Spectrogram of "party, party, party". Note high frequency excursions on the first instance.

Spectrogram of “party, party, party”. Note high frequency excursions on the first instance.

The bigger surprise was the presence of some high frequency content above the usual cutoff frequency. In one particular example, a promo for CN’s Regular Show included a clip where some characters are chanting “party, party, party”. As the spectrogram (see second picture) indicates, the first instance of “party” includes some content above 18 kHz that isn’t there for the other two, although they sound remarkably similar.

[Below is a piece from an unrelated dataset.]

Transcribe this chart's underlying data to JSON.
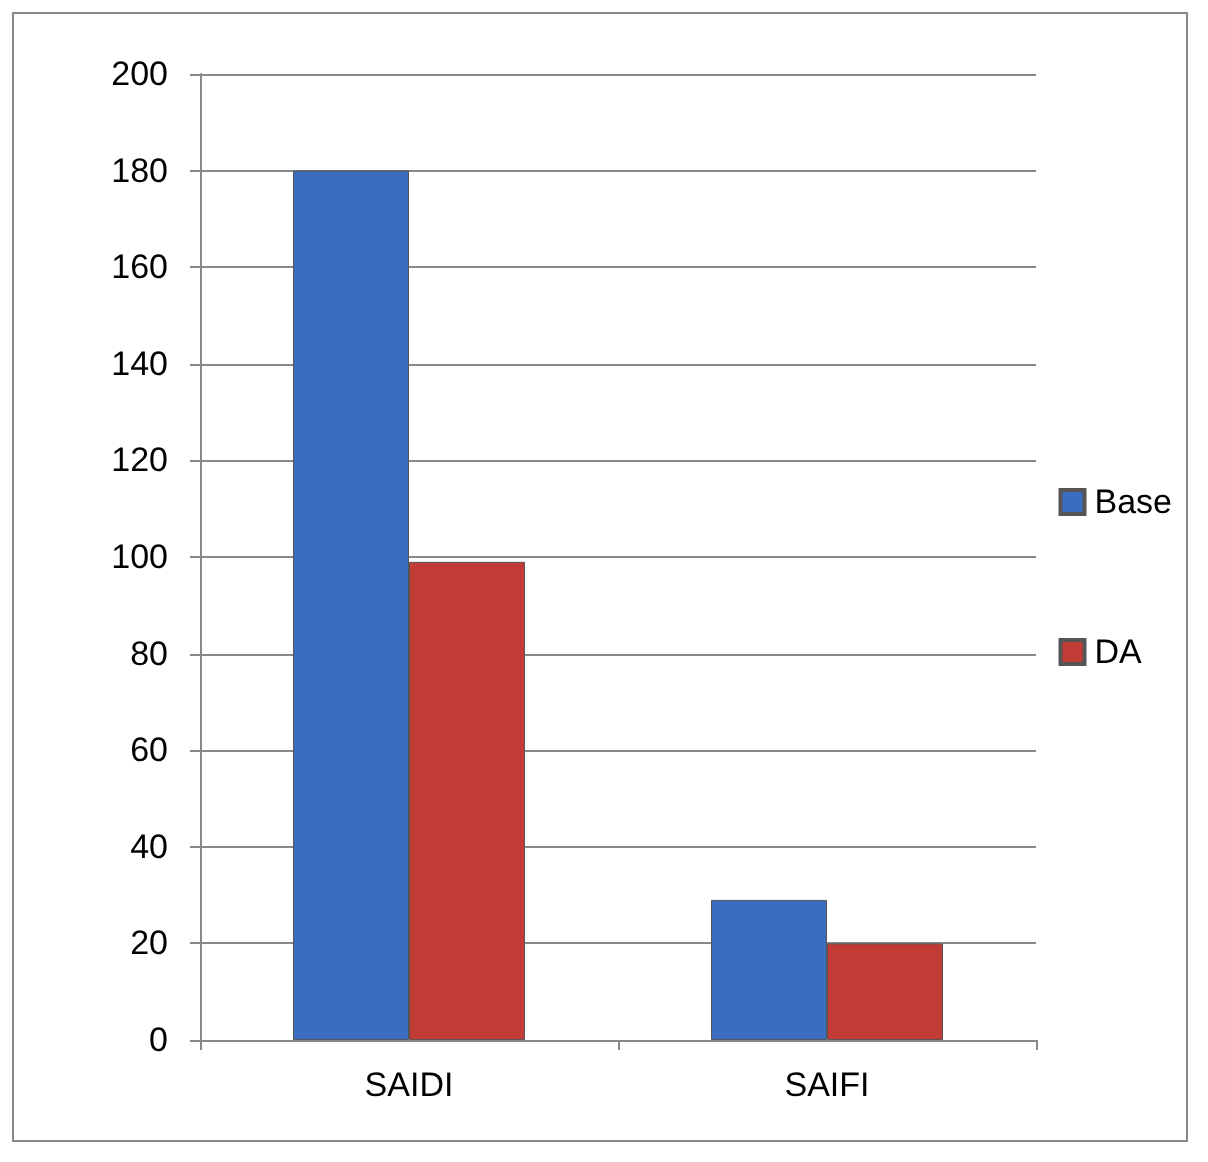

I haven’t managed to analyze the high frequency content, but this looks like it might be the way the beacons work. This is pretty stealthy for a company that claims to “Increase TV advertising transparency with real-time TV analytics”.

And no, the beacons wouldn’t bother your dog.

Update (11:40 AM): Katie McInnis of the Center for Democracy and Technology pointed out the patent application for this technology which was listed under another company. It refers to the insertion of frequency-shift keying modulated data at 17.5 and 18.5 kHz. This is close to the right frequency range (except that 17.5 kHz would collide with a lot of the program information), but doesn’t appear to be the encoding used in this sample.

Update (19 November 2015): Analysis by several researchers is providing increasing evidence that the nature of the beacons is considerably different from the above, taking the form of much slower (1-2 second) tones in the 18-20 kHz range. This makes a lot of sense; I was having some doubts about the reliability of detection of the short and complex frequency excursions described above. I am not aware of any captures of the beacons on live content, however.